Soaking the states for water

There is irony in the report that Western US political and farming leaders are now prepared to accept a Reagan administration plan to share new water project costs with the federal government. Under the plan, the Western states would pay up to 35 percent of the costs of the projects. Only a few years back, when President Carter proposed letting the states pay 10 percent of the projects , the response from many of the same Western officials was a ringing rejection.

What has happened to make such construction cost-sharing suddenly palatable? Two things. A significant part of the general public has come to agree with Mr. Carter that large-scale water projects represent costly boondoggles, a view pushed by the former President when he came out against some 19 major water projects early in his administration. Second, add in the current federal budget problem, with those enormous deficits, and the pressures to refrain from massive new dams or other irrigation ventures becomes very attractive, even to an administration with a significant Western political base. So to get such projects built at all, developers and farmers now recognize that cost-sharing is essential.

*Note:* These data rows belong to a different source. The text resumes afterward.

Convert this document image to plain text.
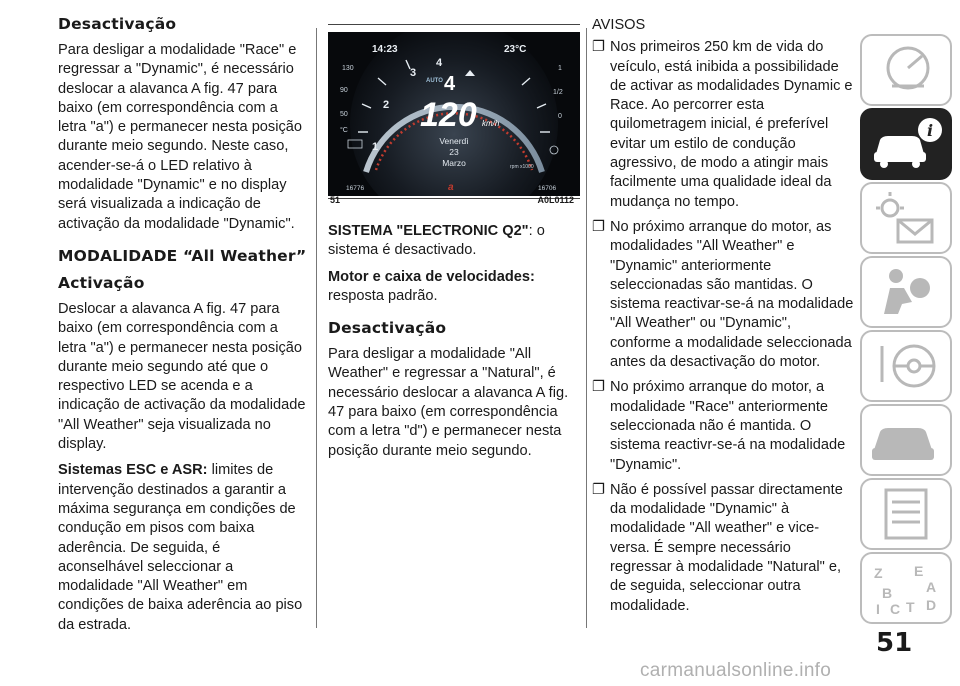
Desactivação
Para desligar a modalidade "Race" e regressar a "Dynamic", é necessário deslocar a alavanca A fig. 47 para baixo (em correspondência com a letra "a") e permanecer nesta posição durante meio segundo. Neste caso, acender-se-á o LED relativo à modalidade "Dynamic" e no display será visualizada a indicação de activação da modalidade "Dynamic".
MODALIDADE “All Weather”
Activação
Deslocar a alavanca A fig. 47 para baixo (em correspondência com a letra "a") e permanecer nesta posição durante meio segundo até que o respectivo LED se acenda e a indicação de activação da modalidade "All Weather" seja visualizada no display.
Sistemas ESC e ASR: limites de intervenção destinados a garantir a máxima segurança em condições de condução em pisos com baixa aderência. De seguida, é aconselhável seleccionar a modalidade "All Weather" em condições de baixa aderência ao piso da estrada.
4
3
2
1
14:23	23°C
130
90
50
°C
1
1/2
0
AUTO 4
120 km/h
Venerdì
23
Marzo	rpm x1000
a
16776	16706
51	A0L0112
SISTEMA "ELECTRONIC Q2": o sistema é desactivado.
Motor e caixa de velocidades: resposta padrão.
Desactivação
Para desligar a modalidade "All Weather" e regressar a "Natural", é necessário deslocar a alavanca A fig. 47 para baixo (em correspondência com a letra "d") e permanecer nesta posição durante meio segundo.
AVISOS
❐ Nos primeiros 250 km de vida do veículo, está inibida a possibilidade de activar as modalidades Dynamic e Race. Ao percorrer esta quilometragem inicial, é preferível evitar um estilo de condução agressivo, de modo a atingir mais facilmente uma qualidade ideal da mudança no tempo.
❐ No próximo arranque do motor, as modalidades "All Weather" e "Dynamic" anteriormente seleccionadas são mantidas. O sistema reactivar-se-á na modalidade "All Weather" ou "Dynamic", conforme a modalidade seleccionada antes da desactivação do motor.
❐ No próximo arranque do motor, a modalidade "Race" anteriormente seleccionada não é mantida. O sistema reactivr-se-á na modalidade "Dynamic".
❐ Não é possível passar directamente da modalidade "Dynamic" à modalidade "All weather" e vice-versa. É sempre necessário regressar à modalidade "Natural" e, de seguida, seleccionar outra modalidade.
i
Z E
A
B
I C T D
51
carmanualsonline.info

What must now be asked, however, is whether the backlog of $50 billion worth of previously authorized water projects remains essential. Construction of Western water projects has been virtually halted since Mr. Carter's initial attack back in 1976. There can be no disputing that having ample water supplies is vital for farm, industrial, and consumer usage in the largely arid Western United States. But the question of whether such supplies are best met through huge new construction projects is still as valid as when asked by Mr. Carter. The potential supply of water through conservation and recycling, for example, remains significant, and such a course would be far cheaper in the long run.

The fact that the Western states and users now are willing to share construction costs is a step in the right direction. But before committing itself to specific projects, the administration should thoroughly study alternative solutions. In this time of budget austerity, especially, the expenditure of billions of dollars on unnecessary dams and canals would be unconscionable.